La escena de hombres disfrazados de mujeres en un bacanal confundido con la última Cena cristiana, no fue un exceso improvisado por los organizadores de las olimpiadas de París, fue el anticipo del escándalo aún mayor de hombres compitiendo con mujeres gracias a interpretaciones de lo que ahora llaman identidad de género.
Sabían que el mundo no vería con buenos ojos el abusivo triunfo de un hombre boxeando contra una mujer en una desproporcionada pelea concebida por la burocracia olímpica pisoteada por la ideología de género invocando tolerancia.
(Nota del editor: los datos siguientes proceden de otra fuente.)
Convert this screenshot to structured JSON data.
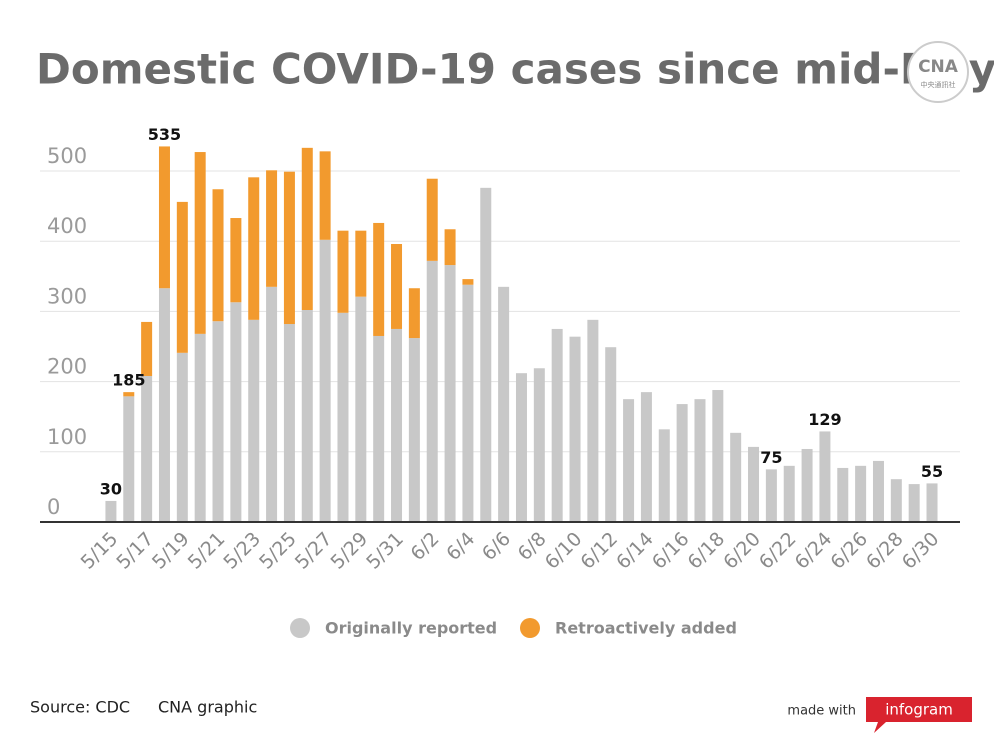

Lo que tantas veces y en tantos lugares ha sido condenado como el uso de baños de mujeres invadidos por hombres que juran sentirse mujer, ocurre por presión de cúpulas de organismos mundiales dominados por los promotores de la comunidad LGTB…
La imposición de la ideología de género rechazada en la educación de los niños peruanos adquirió una dimensión mayor en Paris que se esfuerza por resucitar su mala fama de enorme burdel.
La patria de Víctor Hugo, Julio Verne, Moliere, Flaubert y Maupassant se hunde en el fango de una retórica que no tiene empacho en atribuir perversiones de míticos dioses olímpicos imaginados por Bellini y Tiziano.
Paris es una fiesta dijo Ernest Hemingway para contar la vida de una ciudad que sobrevivió a la Primera Guerra Mundial y a Luis XI, que en 1446 inútilmente intentó prohibirles el uso de ciertos atuendos considerados altamente provocativos; plumas, pieles y cinturones dorados.
La historia de los burdeles de París, como de la revolución, se resiste a un colofón, les persigue como una maldición, está latente en el espíritu de un pueblo abrumado por un pasado irrenunciable, por un demencial juramento.
No creen en sus propios dogmas de libertad y fraternidad, prefieren la discordia y someterse a la esclavitud de una ideología perversa.